LORD SRI KRISHNA - MANIFESTATION OF DIVINE LOVE
LORD SRI KRISHNA - MANIFESTATION OF DIVINE LOVE
Lord Sri Krishna from the Indian epic "Mahabharatha" is a deity widely worshiped and adored by India's majority religion, the Hindus. Sri Krishna is the avatar of Lord Vishnu the Hindu god.
Krishna was the son of Vasudeva and Devaki but, when his maternal uncle Kamsa, the wicked king of Mathura, tried to kill him, he was smuggled across the Yamuna River to Gokula and raised by the leader of the cowherds, Nanda and his wife Yashoda.
Lord Sri Krishna had his share of childhood pranks. He used to steal butter from the kitchen. As a teenager he stole the clothes of "Gopikas" (milkmaids) from the river bank and hide in a tree. He asked the Gopikas to come out of the water without wearing clothes.
Lord Krishna had eight wives and an eternal lover "Radha". Radha was married to a transgender known as "Ayan" who could not satiate her love. Radha remained Krishna's love interest without tying the nuptial knot or the sacrament of marriage.

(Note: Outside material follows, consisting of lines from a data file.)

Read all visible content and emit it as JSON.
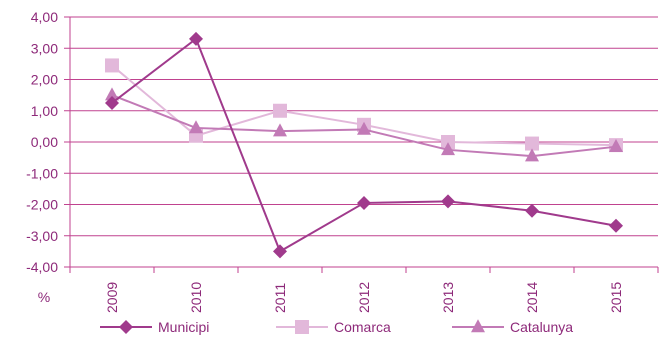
{
  "chart_data": {
    "type": "line",
    "title": "",
    "xlabel": "",
    "ylabel": "%",
    "categories": [
      "2009",
      "2010",
      "2011",
      "2012",
      "2013",
      "2014",
      "2015"
    ],
    "y_ticks": [
      "4,00",
      "3,00",
      "2,00",
      "1,00",
      "0,00",
      "-1,00",
      "-2,00",
      "-3,00",
      "-4,00"
    ],
    "ylim": [
      -4,
      4
    ],
    "grid": true,
    "legend_position": "bottom",
    "series": [
      {
        "name": "Municipi",
        "marker": "diamond",
        "color": "#a03a8c",
        "values": [
          1.25,
          3.3,
          -3.5,
          -1.95,
          -1.9,
          -2.2,
          -2.68
        ]
      },
      {
        "name": "Comarca",
        "marker": "square",
        "color": "#e2b8da",
        "values": [
          2.45,
          0.2,
          1.0,
          0.55,
          0.0,
          -0.05,
          -0.1
        ]
      },
      {
        "name": "Catalunya",
        "marker": "triangle",
        "color": "#c27ab6",
        "values": [
          1.5,
          0.45,
          0.35,
          0.4,
          -0.25,
          -0.45,
          -0.15
        ]
      }
    ]
  }
}
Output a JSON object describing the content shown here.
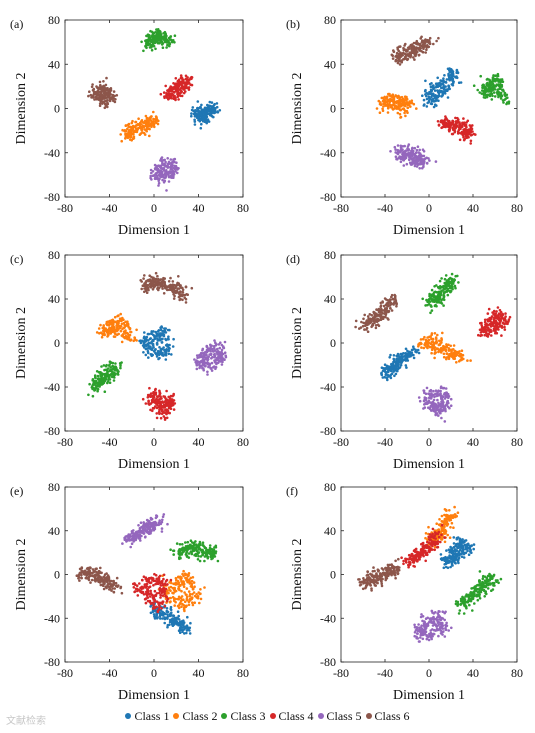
{
  "watermark": "文献检索",
  "chart_data": [
    {
      "type": "scatter",
      "panel": "(a)",
      "xlabel": "Dimension 1",
      "ylabel": "Dimension 2",
      "xlim": [
        -80,
        80
      ],
      "ylim": [
        -80,
        80
      ],
      "xticks": [
        -80,
        -40,
        0,
        40,
        80
      ],
      "yticks": [
        -80,
        -40,
        0,
        40,
        80
      ],
      "clusters": [
        {
          "class": "Class 1",
          "x": [
            40,
            48,
            53,
            46,
            40
          ],
          "y": [
            -8,
            0,
            0,
            -10,
            -4
          ]
        },
        {
          "class": "Class 2",
          "x": [
            -25,
            -15,
            -5,
            0,
            -20
          ],
          "y": [
            -24,
            -18,
            -14,
            -10,
            -20
          ]
        },
        {
          "class": "Class 3",
          "x": [
            -5,
            0,
            5,
            12,
            2
          ],
          "y": [
            58,
            63,
            68,
            60,
            65
          ]
        },
        {
          "class": "Class 4",
          "x": [
            12,
            18,
            25,
            30,
            20
          ],
          "y": [
            12,
            18,
            22,
            25,
            15
          ]
        },
        {
          "class": "Class 5",
          "x": [
            0,
            10,
            18,
            14,
            6
          ],
          "y": [
            -58,
            -50,
            -52,
            -62,
            -60
          ]
        },
        {
          "class": "Class 6",
          "x": [
            -55,
            -45,
            -38,
            -48,
            -42
          ],
          "y": [
            12,
            18,
            10,
            8,
            14
          ]
        }
      ]
    },
    {
      "type": "scatter",
      "panel": "(b)",
      "xlabel": "Dimension 1",
      "ylabel": "Dimension 2",
      "xlim": [
        -80,
        80
      ],
      "ylim": [
        -80,
        80
      ],
      "xticks": [
        -80,
        -40,
        0,
        40,
        80
      ],
      "yticks": [
        -80,
        -40,
        0,
        40,
        80
      ],
      "clusters": [
        {
          "class": "Class 1",
          "x": [
            0,
            10,
            20,
            22,
            5
          ],
          "y": [
            5,
            12,
            25,
            32,
            20
          ]
        },
        {
          "class": "Class 2",
          "x": [
            -40,
            -32,
            -25,
            -18,
            -35
          ],
          "y": [
            2,
            8,
            0,
            5,
            10
          ]
        },
        {
          "class": "Class 3",
          "x": [
            50,
            58,
            62,
            68,
            55
          ],
          "y": [
            12,
            20,
            28,
            8,
            25
          ]
        },
        {
          "class": "Class 4",
          "x": [
            12,
            22,
            32,
            38,
            28
          ],
          "y": [
            -12,
            -14,
            -18,
            -24,
            -20
          ]
        },
        {
          "class": "Class 5",
          "x": [
            -28,
            -20,
            -12,
            -4,
            -16
          ],
          "y": [
            -40,
            -44,
            -50,
            -46,
            -38
          ]
        },
        {
          "class": "Class 6",
          "x": [
            -30,
            -20,
            -10,
            0,
            -15
          ],
          "y": [
            45,
            52,
            55,
            62,
            50
          ]
        }
      ]
    },
    {
      "type": "scatter",
      "panel": "(c)",
      "xlabel": "Dimension 1",
      "ylabel": "Dimension 2",
      "xlim": [
        -80,
        80
      ],
      "ylim": [
        -80,
        80
      ],
      "xticks": [
        -80,
        -40,
        0,
        40,
        80
      ],
      "yticks": [
        -80,
        -40,
        0,
        40,
        80
      ],
      "clusters": [
        {
          "class": "Class 1",
          "x": [
            -10,
            0,
            8,
            12,
            2
          ],
          "y": [
            -2,
            6,
            12,
            -6,
            -10
          ]
        },
        {
          "class": "Class 2",
          "x": [
            -45,
            -38,
            -30,
            -20,
            -35
          ],
          "y": [
            10,
            18,
            20,
            5,
            12
          ]
        },
        {
          "class": "Class 3",
          "x": [
            -55,
            -48,
            -40,
            -35,
            -45
          ],
          "y": [
            -40,
            -34,
            -28,
            -22,
            -32
          ]
        },
        {
          "class": "Class 4",
          "x": [
            -5,
            2,
            10,
            16,
            8
          ],
          "y": [
            -54,
            -46,
            -60,
            -52,
            -64
          ]
        },
        {
          "class": "Class 5",
          "x": [
            40,
            48,
            56,
            62,
            50
          ],
          "y": [
            -18,
            -10,
            -4,
            -14,
            -20
          ]
        },
        {
          "class": "Class 6",
          "x": [
            -10,
            0,
            10,
            28,
            15
          ],
          "y": [
            52,
            58,
            50,
            44,
            54
          ]
        }
      ]
    },
    {
      "type": "scatter",
      "panel": "(d)",
      "xlabel": "Dimension 1",
      "ylabel": "Dimension 2",
      "xlim": [
        -80,
        80
      ],
      "ylim": [
        -80,
        80
      ],
      "xticks": [
        -80,
        -40,
        0,
        40,
        80
      ],
      "yticks": [
        -80,
        -40,
        0,
        40,
        80
      ],
      "clusters": [
        {
          "class": "Class 1",
          "x": [
            -40,
            -32,
            -25,
            -15,
            -30
          ],
          "y": [
            -30,
            -22,
            -14,
            -8,
            -18
          ]
        },
        {
          "class": "Class 2",
          "x": [
            -5,
            5,
            15,
            30,
            18
          ],
          "y": [
            -2,
            4,
            -6,
            -14,
            -10
          ]
        },
        {
          "class": "Class 3",
          "x": [
            0,
            8,
            15,
            22,
            10
          ],
          "y": [
            36,
            44,
            52,
            58,
            40
          ]
        },
        {
          "class": "Class 4",
          "x": [
            48,
            56,
            62,
            70,
            60
          ],
          "y": [
            10,
            18,
            26,
            20,
            14
          ]
        },
        {
          "class": "Class 5",
          "x": [
            -2,
            8,
            16,
            12,
            4
          ],
          "y": [
            -52,
            -44,
            -50,
            -62,
            -58
          ]
        },
        {
          "class": "Class 6",
          "x": [
            -60,
            -50,
            -40,
            -32,
            -45
          ],
          "y": [
            15,
            22,
            30,
            40,
            25
          ]
        }
      ]
    },
    {
      "type": "scatter",
      "panel": "(e)",
      "xlabel": "Dimension 1",
      "ylabel": "Dimension 2",
      "xlim": [
        -80,
        80
      ],
      "ylim": [
        -80,
        80
      ],
      "xticks": [
        -80,
        -40,
        0,
        40,
        80
      ],
      "yticks": [
        -80,
        -40,
        0,
        40,
        80
      ],
      "clusters": [
        {
          "class": "Class 1",
          "x": [
            0,
            10,
            20,
            30,
            15
          ],
          "y": [
            -30,
            -38,
            -44,
            -50,
            -40
          ]
        },
        {
          "class": "Class 2",
          "x": [
            10,
            20,
            30,
            40,
            25
          ],
          "y": [
            -15,
            -8,
            -2,
            -20,
            -28
          ]
        },
        {
          "class": "Class 3",
          "x": [
            20,
            30,
            40,
            55,
            45
          ],
          "y": [
            20,
            24,
            26,
            18,
            20
          ]
        },
        {
          "class": "Class 4",
          "x": [
            -15,
            -5,
            5,
            10,
            0
          ],
          "y": [
            -12,
            -20,
            -28,
            -8,
            -4
          ]
        },
        {
          "class": "Class 5",
          "x": [
            -25,
            -15,
            -5,
            5,
            -10
          ],
          "y": [
            32,
            38,
            44,
            50,
            36
          ]
        },
        {
          "class": "Class 6",
          "x": [
            -65,
            -55,
            -45,
            -35,
            -50
          ],
          "y": [
            0,
            2,
            -6,
            -12,
            -4
          ]
        }
      ]
    },
    {
      "type": "scatter",
      "panel": "(f)",
      "xlabel": "Dimension 1",
      "ylabel": "Dimension 2",
      "xlim": [
        -80,
        80
      ],
      "ylim": [
        -80,
        80
      ],
      "xticks": [
        -80,
        -40,
        0,
        40,
        80
      ],
      "yticks": [
        -80,
        -40,
        0,
        40,
        80
      ],
      "clusters": [
        {
          "class": "Class 1",
          "x": [
            15,
            22,
            28,
            36,
            25
          ],
          "y": [
            10,
            20,
            30,
            24,
            15
          ]
        },
        {
          "class": "Class 2",
          "x": [
            0,
            8,
            16,
            20,
            10
          ],
          "y": [
            30,
            40,
            50,
            55,
            36
          ]
        },
        {
          "class": "Class 3",
          "x": [
            30,
            40,
            48,
            58,
            45
          ],
          "y": [
            -28,
            -20,
            -10,
            -4,
            -15
          ]
        },
        {
          "class": "Class 4",
          "x": [
            -20,
            -10,
            0,
            8,
            -5
          ],
          "y": [
            10,
            18,
            26,
            35,
            20
          ]
        },
        {
          "class": "Class 5",
          "x": [
            -10,
            -2,
            8,
            14,
            0
          ],
          "y": [
            -52,
            -44,
            -38,
            -48,
            -56
          ]
        },
        {
          "class": "Class 6",
          "x": [
            -60,
            -50,
            -40,
            -30,
            -45
          ],
          "y": [
            -8,
            -2,
            0,
            6,
            -4
          ]
        }
      ]
    }
  ],
  "legend": [
    {
      "label": "Class 1",
      "color": "#1f77b4"
    },
    {
      "label": "Class 2",
      "color": "#ff7f0e"
    },
    {
      "label": "Class 3",
      "color": "#2ca02c"
    },
    {
      "label": "Class 4",
      "color": "#d62728"
    },
    {
      "label": "Class 5",
      "color": "#9467bd"
    },
    {
      "label": "Class 6",
      "color": "#8c564b"
    }
  ]
}
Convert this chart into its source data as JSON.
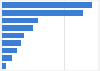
{
  "values": [
    290,
    260,
    115,
    100,
    72,
    62,
    48,
    32,
    13
  ],
  "bar_color": "#3a7fd5",
  "background_color": "#f2f2f2",
  "plot_background": "#ffffff",
  "xlim": [
    0,
    310
  ],
  "bar_height": 0.75,
  "figsize": [
    1.0,
    0.71
  ],
  "dpi": 100
}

Lord Krishna spent time with Radha in Vrindavan and they enjoyed being together. Radha was Krishna's childhood friend and soul mate. Radha and Krishna's love was divine and they were inseparable.
It is believed that Lord Krishna and Radha used to meet each other secretly in Vrindavan. Lord Krishna used to play the melodious flute every day by the lakeside that used to captivate Radha to come and meet Lord Krishna.
Though Radha was married to Ayan, her heart-throb was Krishna. Radha was madly in love with Krishna. Once her husband Ayan saw her going to the jungle and doubted may be because he is impotent Radha is having an extramarital affair. So one day he followed Radha along with some people to see where she actually goes. Krishna already knew about this and took the form of Goddess Kali (as Ayan was a devotee of Kali) to save Radha from the image of an unfaithful wife.
According to the believed facts, Radha is never separate from Lord Krishna. The bond of love between Lord Krishna and Radha was not physical, rather it was a spiritual and pure form of devotion. So, it is said that Lord Krishna and Radha are two different manifestations of the divine principle.
Once Sri Krishna rescued 16000 captive girls from the demon "Narakasura". When they sought refuge he told them to marry him in their mind and thus they became his wives.
It is believed that Lord Sri Krishna had 16008 wives as explained above. He wedded eight wives namely Rukmini, Satyabhama, Jambavati, Kalindi, Mitravinda, Nagnajiti, Bhadra, Lakshmana, and rescued wives of 16000.
Lord Krishna was born in Mathura but Dwarka is believed to be Lord Krishna's kingdom; it is believed that Krishna moved to Dwarka with his subjects after defeating Kansa.
The Radha-Krishna amour is a love legend of all times. It's indeed hard to miss the many legends and paintings illustrating the Radha-Krishna affair is the most memorable. Krishna's relationship with Radha, his favorite among the 'gopis' (cow-herding maidens), has served as a model for male and female love in a variety of art forms, and since the sixteenth century appears prominently as a motif in North Indian paintings. The allegorical love of Radha has found expression in some great Bengali poetical works of Govinda Das, Chaitanya Mahaprabhu, and Jayadeva the author of Geet Govinda. Krishna's youthful dalliances with the 'gopis' are interpreted as symbolic of the loving interplay between God and the human soul. Radha's utterly rapturous love for Krishna and their relationship is often interpreted as the quest for union with the divine. This kind of love is of the highest form of devotion in Vaishnavism, and is symbolically represented as the bond between the wife and husband or beloved and lover. Radha, daughter of Vrishabhanu, was Krishna's lover during that period of his life when he lived among the cowherds of Vrindavan. Since childhood they were close to each other - they played, they danced, they fought, they grew up together and wanted to be together forever.
Lord Sri Krishna wears a Peacock feather on his crown.
It is amusing to note that India's national bird Peacock never mates with its female but eats the semen discharged by the male to conceive babies.